Naturellement, l’existence d’un ’Etat-social’ n’est pas, selon Habermas, sans conséquence sur la nature des rapports entre l’Etat et les citoyens et, par voie de conséquence, sur le comportement politique et électoral de la population. En effet, le bénéficiaire d’une prestation sociale ne fait pas preuve vis-à-vis de l’Etat d’une attitude politique; il se borne à exprimer une demande spécifique et à attendre qu’elle soit prise en charge: ‘Dans le cadre de l’Etat-social, qui surtout administre, distribue et assiste, les intérêts ’politiques’ des citoyens, constamment soumis à des actes administratifs, se réduisent essentiellement à des revendications liées à tel ou tel secteur professionne’ l’ 46 . Or, ces revendications ne peuvent revêtir une quelconque efficacité que si elles sont prises en charge par les ’grandes organisations’, notamment les syndicats. Quant aux questions ne relevant pas de ce domaine, et qui pourraient encore faire l’objet d’une réflexion et d’un vote individuels, elles sont en réalité prises en charge par les partis politiques qui proposent des choix qui s’expriment à l’occasion des scrutins.

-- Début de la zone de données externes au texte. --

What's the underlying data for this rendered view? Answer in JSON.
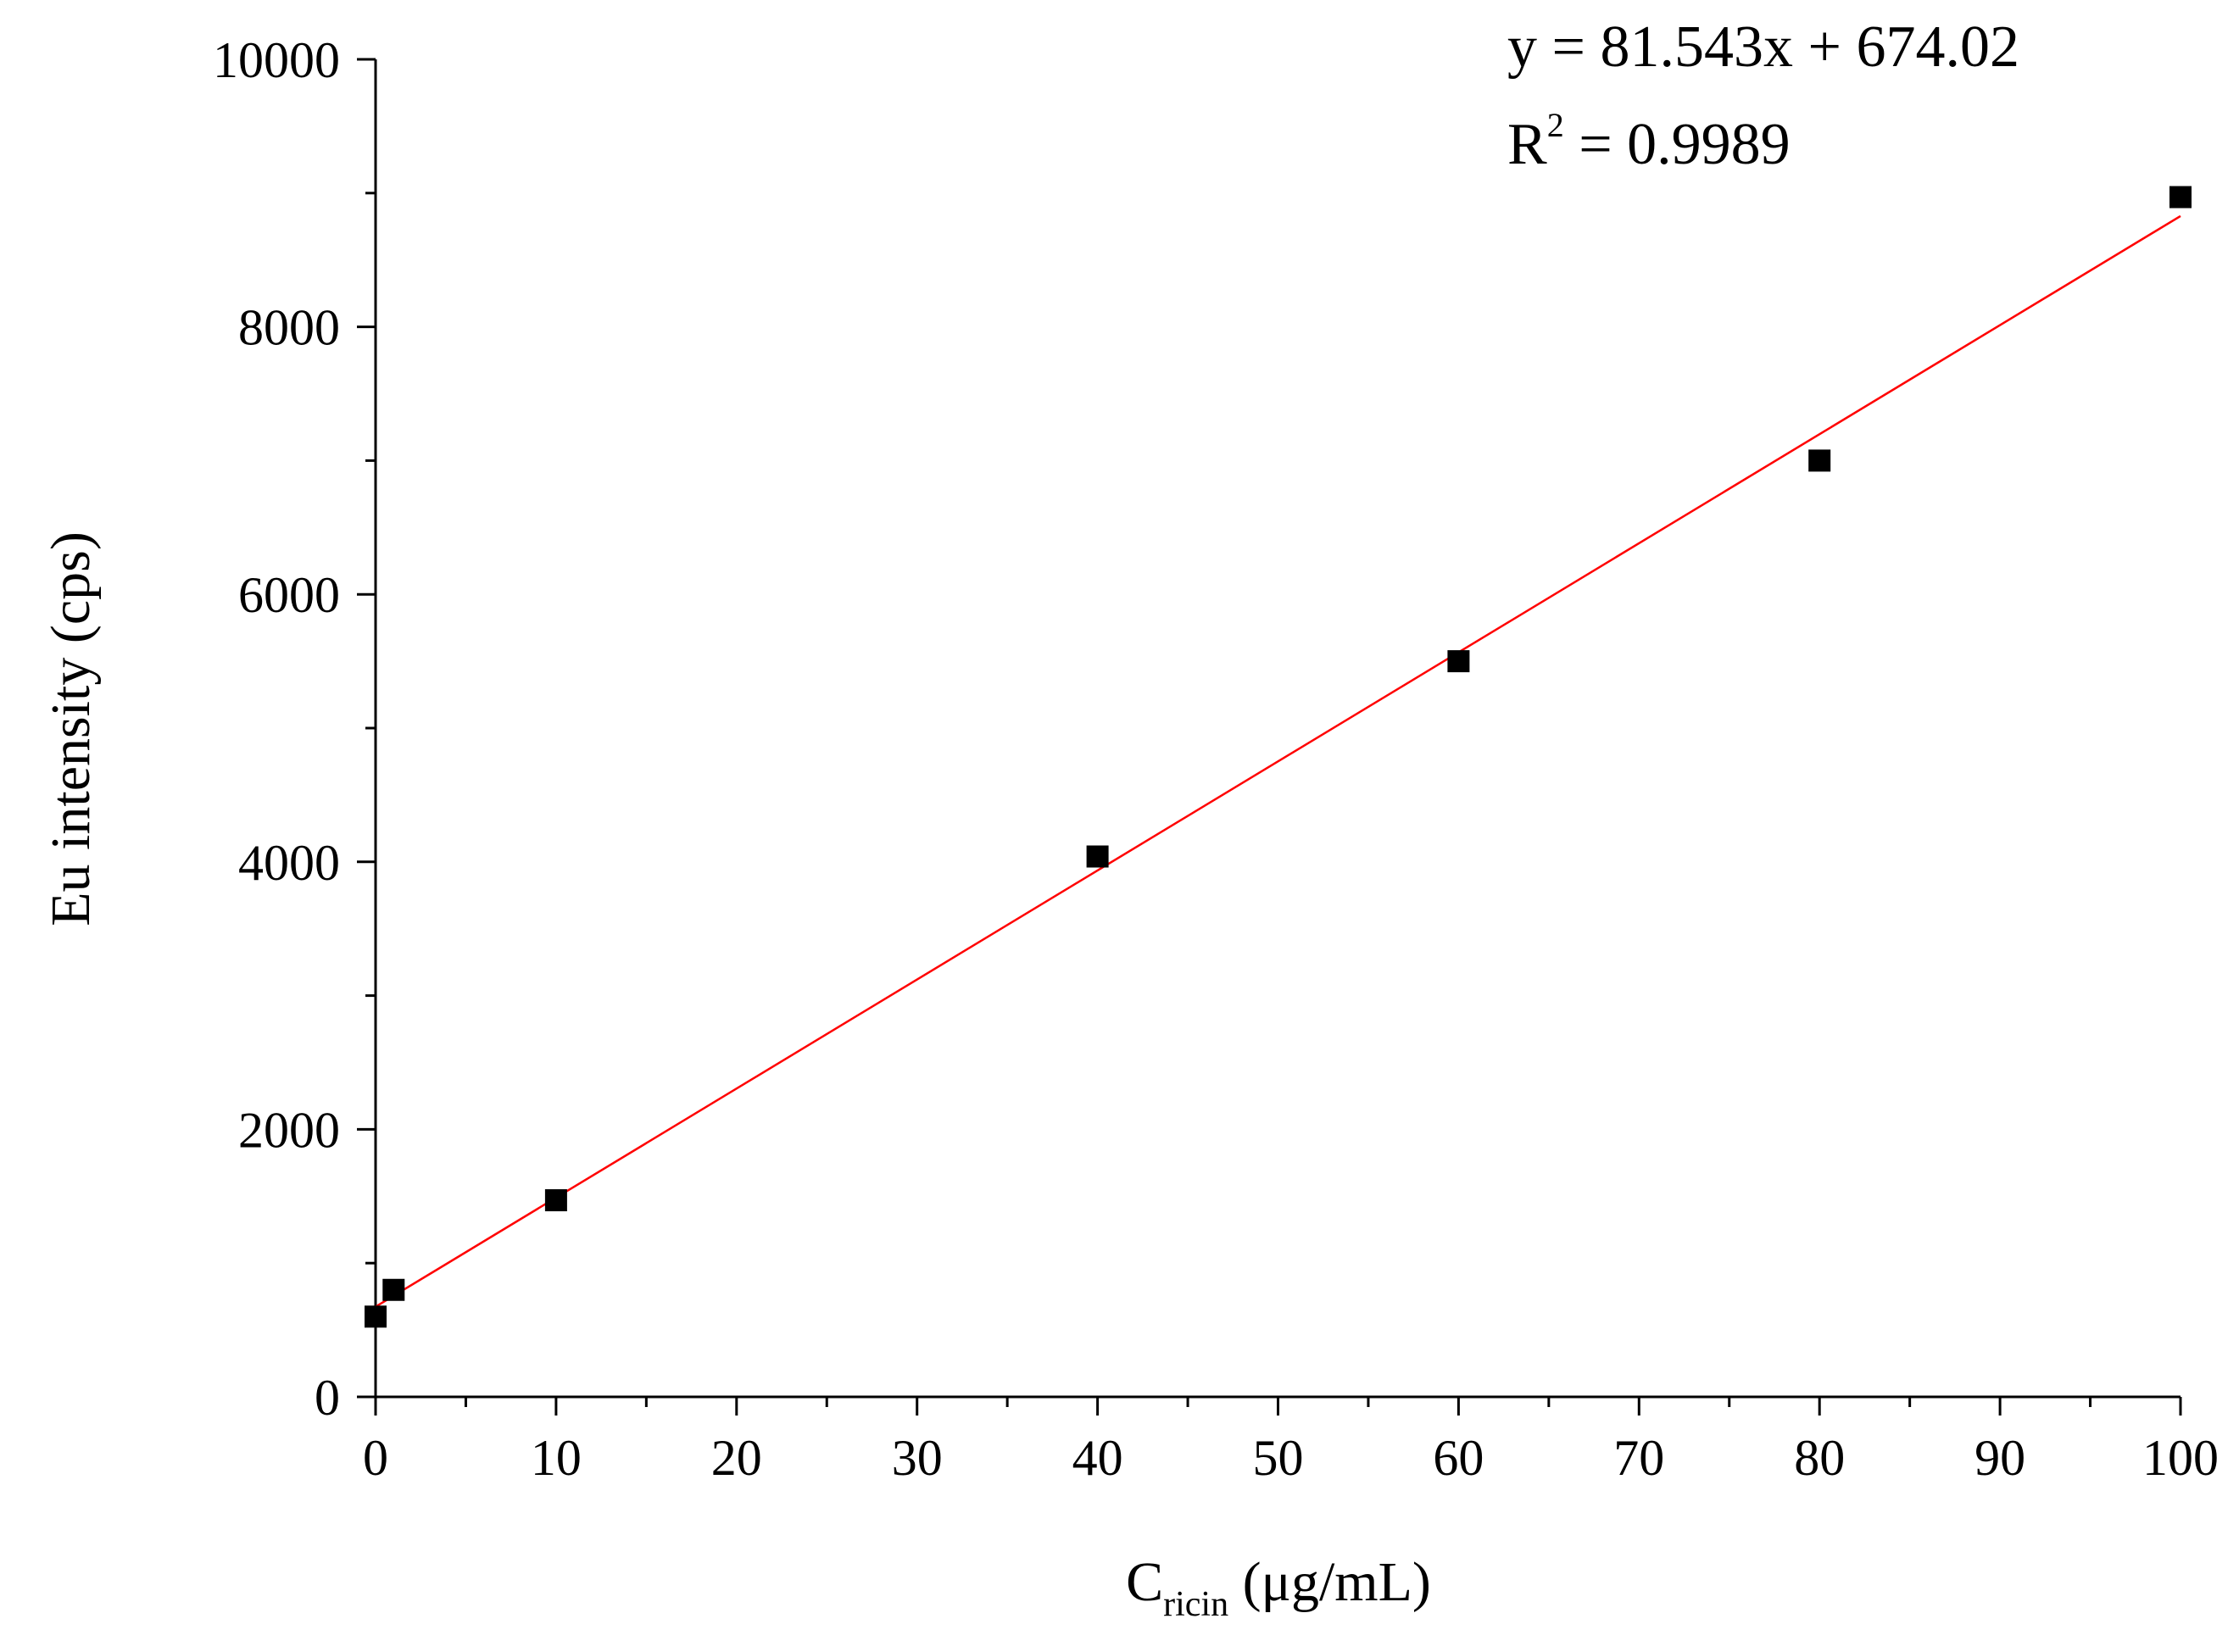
{
  "chart_data": {
    "type": "scatter",
    "title": "",
    "xlabel": "C",
    "xlabel_subscript": "ricin",
    "xlabel_unit": " (μg/mL)",
    "ylabel": "Eu intensity (cps)",
    "xlim": [
      0,
      100
    ],
    "ylim": [
      0,
      10000
    ],
    "x_ticks": [
      0,
      10,
      20,
      30,
      40,
      50,
      60,
      70,
      80,
      90,
      100
    ],
    "y_ticks": [
      0,
      2000,
      4000,
      6000,
      8000,
      10000
    ],
    "grid": false,
    "legend": "none",
    "series": [
      {
        "x": [
          0,
          1,
          10,
          40,
          60,
          80,
          100
        ],
        "y": [
          600,
          800,
          1470,
          4040,
          5500,
          7000,
          8970
        ],
        "color": "#000000",
        "marker": "square"
      }
    ],
    "fit": {
      "slope": 81.543,
      "intercept": 674.02,
      "color": "#ff0000"
    },
    "annotations": {
      "equation": "y = 81.543x + 674.02",
      "r2_base": "R",
      "r2_sup": "2",
      "r2_rest": " = 0.9989"
    }
  }
}
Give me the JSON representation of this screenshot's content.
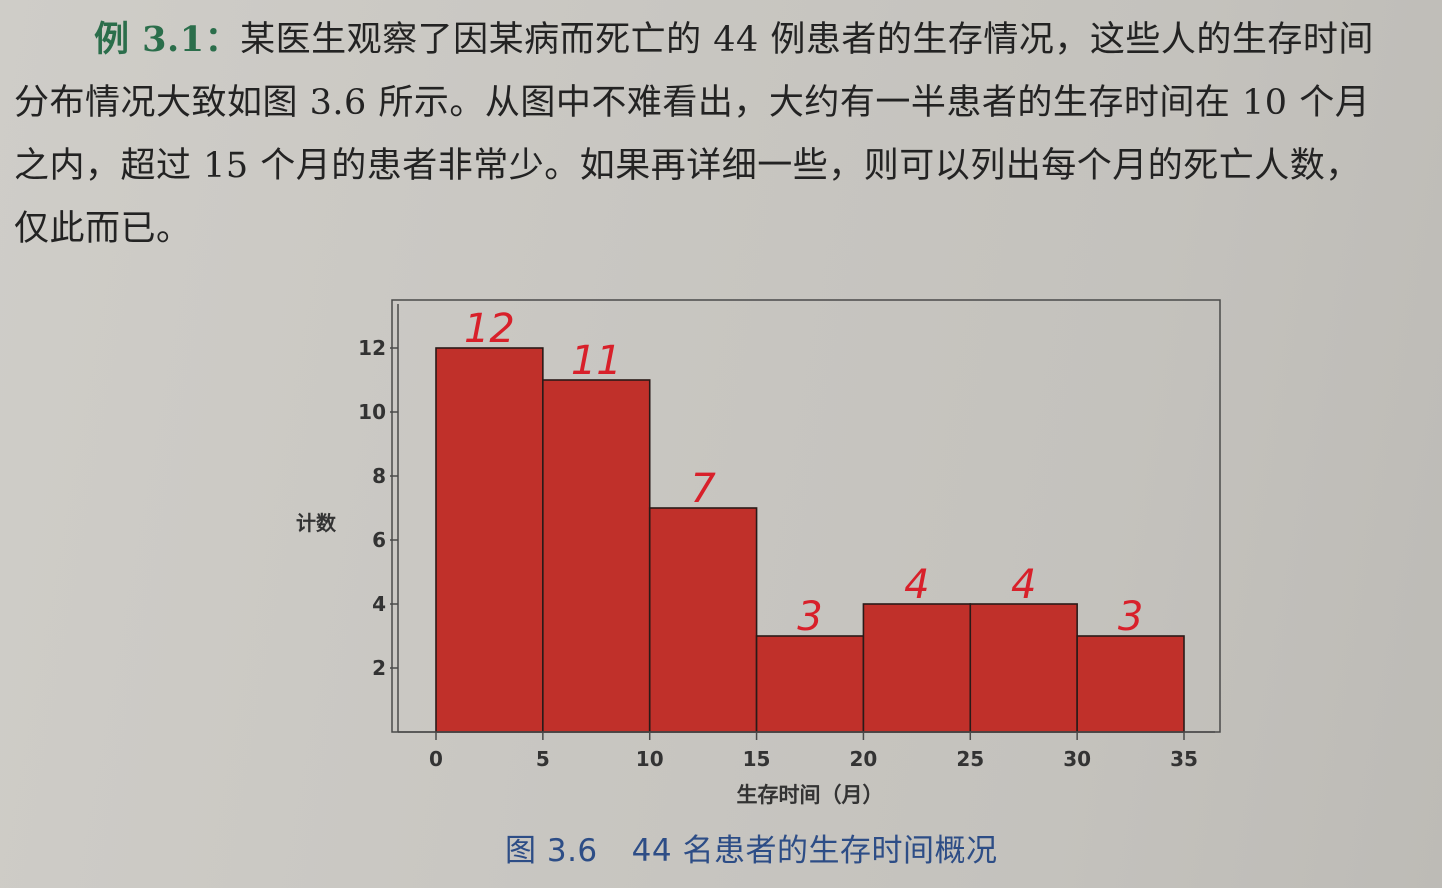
{
  "paragraph": {
    "label": "例 3.1：",
    "line1": "某医生观察了因某病而死亡的 44 例患者的生存情况，这些人的生存时间",
    "line2": "分布情况大致如图 3.6 所示。从图中不难看出，大约有一半患者的生存时间在 10 个月",
    "line3": "之内，超过 15 个月的患者非常少。如果再详细一些，则可以列出每个月的死亡人数，",
    "line4": "仅此而已。"
  },
  "chart_data": {
    "type": "bar",
    "bins": [
      [
        0,
        5
      ],
      [
        5,
        10
      ],
      [
        10,
        15
      ],
      [
        15,
        20
      ],
      [
        20,
        25
      ],
      [
        25,
        30
      ],
      [
        30,
        35
      ]
    ],
    "values": [
      12,
      11,
      7,
      3,
      4,
      4,
      3
    ],
    "handwritten_labels": [
      "12",
      "11",
      "7",
      "3",
      "4",
      "4",
      "3"
    ],
    "xlabel": "生存时间（月）",
    "ylabel": "计数",
    "x_ticks": [
      "0",
      "5",
      "10",
      "15",
      "20",
      "25",
      "30",
      "35"
    ],
    "y_ticks": [
      "2",
      "4",
      "6",
      "8",
      "10",
      "12"
    ],
    "xlim": [
      0,
      35
    ],
    "ylim": [
      0,
      13.5
    ],
    "bar_color": "#c0302a",
    "annotation_color": "#d8202a",
    "grid": false
  },
  "caption": {
    "figure_number": "图 3.6",
    "text": "44 名患者的生存时间概况"
  }
}
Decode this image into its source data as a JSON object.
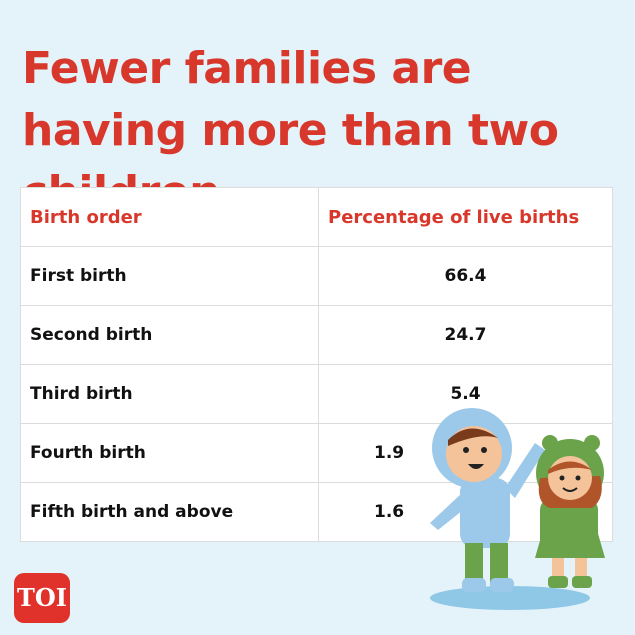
{
  "title": "Fewer families are having more than two children",
  "table": {
    "header": [
      "Birth order",
      "Percentage of live births"
    ],
    "rows": [
      [
        "First birth",
        "66.4"
      ],
      [
        "Second birth",
        "24.7"
      ],
      [
        "Third birth",
        "5.4"
      ],
      [
        "Fourth birth",
        "1.9"
      ],
      [
        "Fifth birth and above",
        "1.6"
      ]
    ]
  },
  "logo": "TOI"
}
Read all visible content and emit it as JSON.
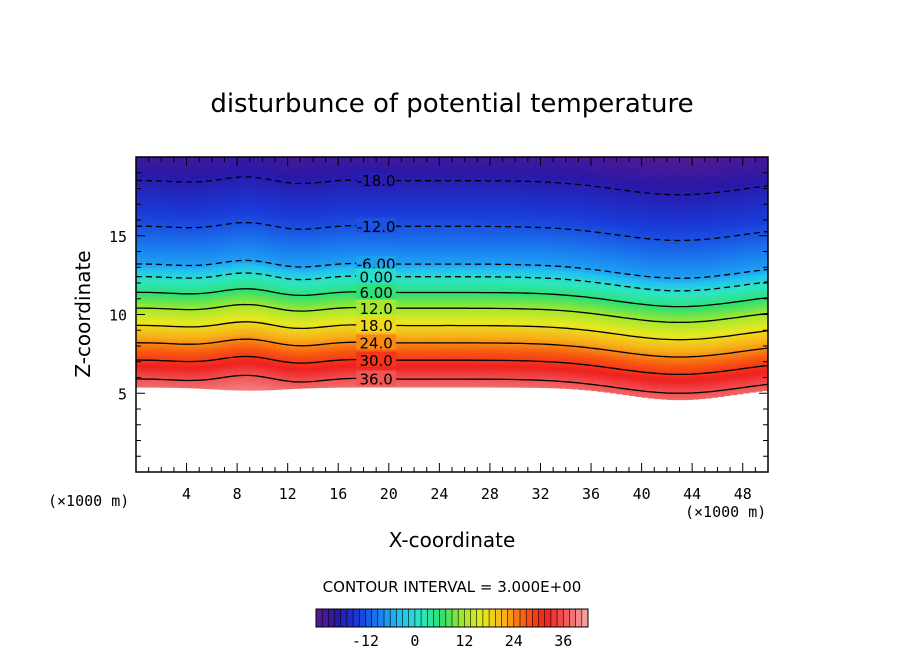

On est donc bien loin du modèle originel de la sphère publique politique, dans la mesure où l’on est passé d’une ‘participation continue à l’exercice de la raison en prise directe sur les pouvoirs publics’ 47 au développement par les partis politiques de ‘tâches authentiquement publicitaires dont le but est de fabriquer périodiquement (...) une sorte de ’publicité’. Désormais, les campagnes électorales n’ont plus pour origine la lutte ininterrompue des opinions dans le cadre d’une sphère publique garantie par les institutions’ 48. Elles visent au contraire à la production d’une pseudo ’opinion publique’, qui ‘peut d’autant moins intervenir en tant qu’opinion publique et d’autant moins rationaliser l’exercice du pouvoir politique et social, qu’elle est produite sur le mode ’démonstratif’ et manipulatoire afin de répondre aux objectifs plébiscitaires du vote abstrait qui s’effectue dans le seul cadre d’une sphère publique fabriquée à titre temporaire’ 49 .

Cette évolution de la sphère publique politique qui a accompagné la transformation de l’Etat constitutionnel libéral en ’Etat-social’ est longuement explicitée par Habermas dans le sous-chapitre 2.3. qui clôt le chapitre VI de ’l’Espace public’. Il souligne notamment la contradiction que fait naître ’l’Etat social’ entre les fonctions effectivement exercées aujourd’hui par la sphère publique politique et celles qui devraient théoriquement être les siennes ‘pour répondre aux besoins objectifs d’une société démocratique, dans le cadre des rapports nouveaux entre espace public et domaine privé’ 50 .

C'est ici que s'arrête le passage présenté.